I soon found the reason. Myron refused to press charges. Not one of the men served a day behind bars. According to an internal report, the department paid Myron an undisclosed sum of money to not mention the incident to the press. The brass at Public Safety covered up the beatings. No big mystery as to why. The Salt Lake City Police Department was already plagued by a scandal involving anti-vice officers found to be taking bribes and kickbacks. An avalanche of bad publicity ensued, triggering a wave of mass firings early in the decade. The higher-ups in the force desperately wanted to avoid another public outcry. Flash forward five years: Now Metzger was house detective at the Hotel Utah. Who knows what became of Hedgepeth and Starkey?
“Art.”
The voice startled me out of my deep concentration. I swiveled around in my chair. The doorway framed Buddy Hawkins, hat pulled low. I could tell by his clenched jaw he was in a hard and determined way. He moved a few feet into the squad room, nodded at Myron, who stopped typing long enough to glance up at him, and repeated the gesture to DeVoy, presently hunched over his own stack of work. I was so lost in the file that I’d almost fooled myself into thinking I was the only man in Public Safety. I hadn’t even noticed DeVoy arriving at work. He usually greeted me with a dour hello and some sort of grim commentary about his various maladies.

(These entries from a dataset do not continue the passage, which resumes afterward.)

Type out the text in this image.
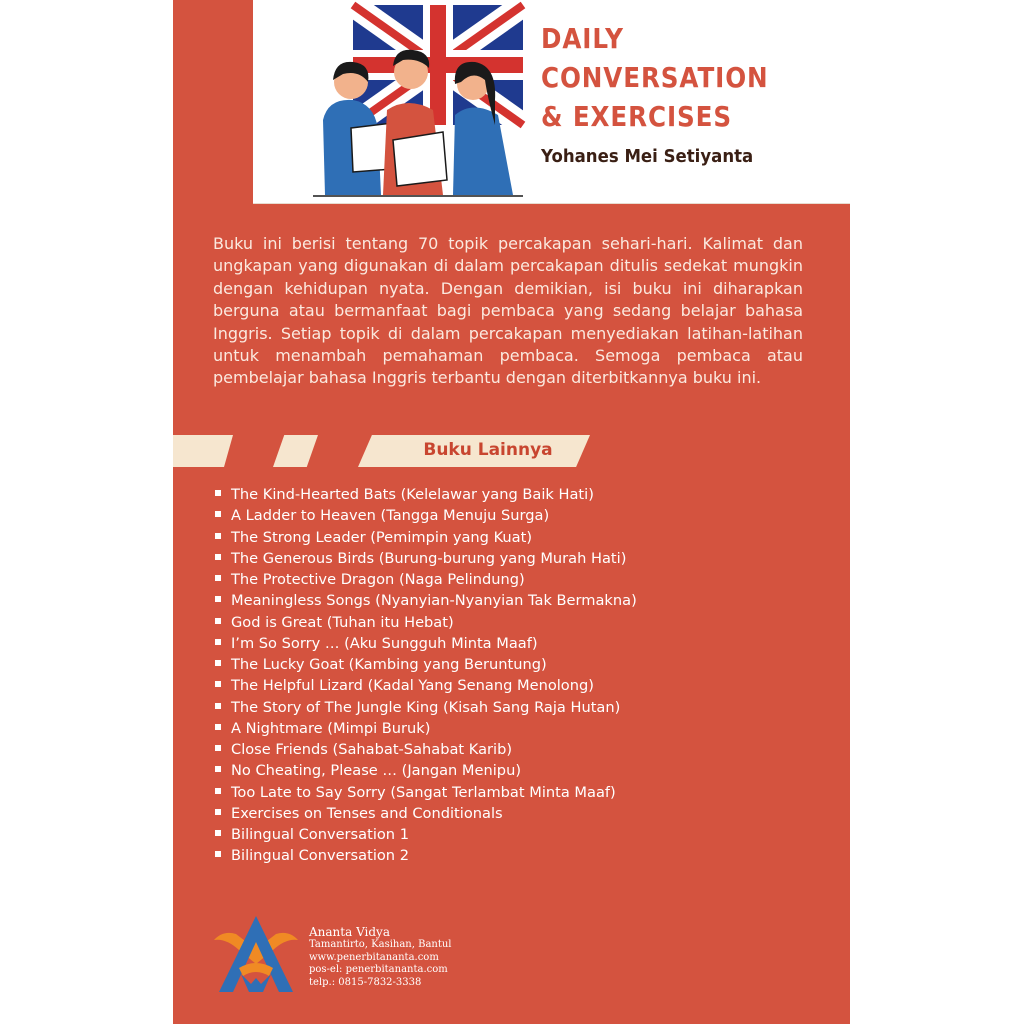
DAILY
CONVERSATION
& EXERCISES
Yohanes Mei Setiyanta

Buku ini berisi tentang 70 topik percakapan sehari-hari. Kalimat dan ungkapan yang digunakan di dalam percakapan ditulis sedekat mungkin dengan kehidupan nyata. Dengan demikian, isi buku ini diharapkan berguna atau bermanfaat bagi pembaca yang sedang belajar bahasa Inggris. Setiap topik di dalam percakapan menyediakan latihan-latihan untuk menambah pemahaman pembaca. Semoga pembaca atau pembelajar bahasa Inggris terbantu dengan diterbitkannya buku ini.

Buku Lainnya
The Kind-Hearted Bats (Kelelawar yang Baik Hati)
A Ladder to Heaven (Tangga Menuju Surga)
The Strong Leader (Pemimpin yang Kuat)
The Generous Birds (Burung-burung yang Murah Hati)
The Protective Dragon (Naga Pelindung)
Meaningless Songs (Nyanyian-Nyanyian Tak Bermakna)
God is Great (Tuhan itu Hebat)
I’m So Sorry … (Aku Sungguh Minta Maaf)
The Lucky Goat (Kambing yang Beruntung)
The Helpful Lizard (Kadal Yang Senang Menolong)
The Story of The Jungle King (Kisah Sang Raja Hutan)
A Nightmare (Mimpi Buruk)
Close Friends (Sahabat-Sahabat Karib)
No Cheating, Please … (Jangan Menipu)
Too Late to Say Sorry (Sangat Terlambat Minta Maaf)
Exercises on Tenses and Conditionals
Bilingual Conversation 1
Bilingual Conversation 2
Ananta Vidya
Tamantirto, Kasihan, Bantul
www.penerbitananta.com
pos-el: penerbitananta.com
telp.: 0815-7832-3338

My attention shifted back to Buddy, now standing in the center of the office.
“Yes sir?”
“Cowley wants to you see you. Now.”
“Yes sir,” I repeated.
He left the squad room. I stood up and followed him, sticking to his heels. Myron and DeVoy stared at me as I headed out into the corridor. Buddy’s request made my nervous. My mind raced: Why would Cowley possibly want to see me? Was I in some sort of trouble? I pursued Buddy down marble steps, across the lobby, down the central corridor where high-level police officials had their offices. Towering oil paintings of past police chiefs, dating back to the 1850s, adorned the walls. In the anteroom of Cowley’s office, his secretary was typing what I guessed was probably another one of the chief’s detailed interoffice memos. She glanced up at me as I walked by, and averted her eyes as I looked at her. Did she know something I didn’t?